Tax relief sought by businesses is unlikely in the upcoming FY27 budget, as the government prioritises removing regulatory and cost barriers to support economic recovery.
The indication came on Wednesday, when Finance Minister Amir Khosru Mahmud Chowdhury spoke at the 46th consultative committee meeting of the National Board of Revenue (NBR), held at a hotel in the capital.
The meeting, organised by the Federation of Bangladesh Chambers of Commerce and Industry (FBCCI), brought together representatives of major trade bodies.
He said the government would focus on easing legal, institutional and bureaucratic constraints that raise the cost of doing business, even as fiscal space limits tax relief measures.
“Let us know where you face obstacles in doing business. We will address them directly within the next three months,” he said.
The FBCCI proposed raising the tax-free income threshold to Tk5 lakh, and Tk5.5 lakh for women, alongside broader measures to maintain macroeconomic stability.

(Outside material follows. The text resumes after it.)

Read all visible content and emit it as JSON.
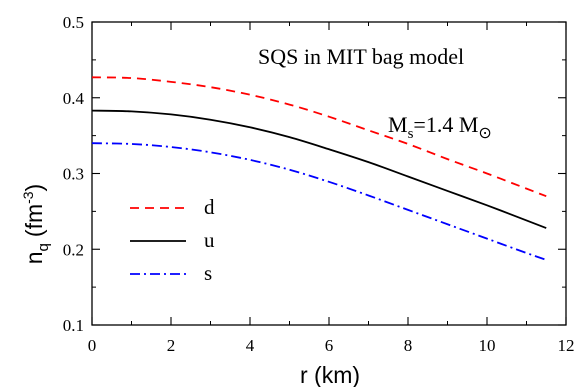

Presenting the proposals, FBCCI Administrator Md Abdur Rahim Khan pointed to global and domestic pressures, including geopolitical tensions and Bangladesh’s impending graduation from least developed country (LDC) status.
The trade body also proposed cutting the corporate tax rate for non-listed companies to 25 per cent from 27.5 per cent, with a long-term target of 20–22 per cent.
It recommended reducing the minimum tax to 0.5 per cent from 1 per cent, with a plan for gradual withdrawal, lowering advance tax on imported raw materials to 1 per cent from 2 per cent, and introducing electronic invoicing to improve compliance.
The FBCCI also called for ensuring the independence of Bangladesh Bank to strengthen regulatory oversight.
Responding to the proposals, the finance minister said economic constraints would limit immediate tax benefits, but signalled quicker action on regulatory bottlenecks.
He acknowledged concerns over a 40 per cent increase in port handling charges, questioning the basis for the hike and noting the absence of clear justification.
Corruption at Chattogram Port, and other ports, is also raising business costs, he said, urging stakeholders to report such issues for swift resolution.
The minister said the economy would need at least two years to stabilise from current pressures, including the impact of the Middle East conflict.
“We have informed multilateral partners, including the IMF and the World Bank, that Bangladesh will need time to stabilise,” he said, referring to a requested two-year cushion period.
He said tax incentives would continue for export-oriented sectors, adding that facilities similar to those for the ready-made garment industry could be extended to other potential export sectors.
On the budget, he said a larger outlay is being planned, with a focus on quality infrastructure investment, instead of unnecessary mega projects.
An expansionary budget is needed to support recovery, reduce poverty and stimulate investment, he added.
Finance ministry officials said the FY27 budget could exceed Tk9 lakh crore, up from Tk7.90 lakh crore in the current fiscal year.
Business leaders at the meeting said small industries are struggling under the burden of value-added tax (VAT), and called for targeted support.
Commerce Minister Khandakar Abdul Muktadir said the government would incorporate private sector proposals to revive struggling industries and accelerate recovery.
High bank interest rates, and the ongoing energy crisis, remain major barriers to investment, he said, stressing the need to cut logistics costs and improve public debt management.
NBR Chairman Abdur Rahman Khan said economic growth is closely linked to private sector performance, and reaffirmed the government’s commitment to a more business-friendly environment.
He added that budget measures would focus on rationalising tariffs and taxes to improve competitiveness, while removing regulatory barriers.
Businesses from various trade bodies and chambers also presented proposals for the upcoming budget at the meeting.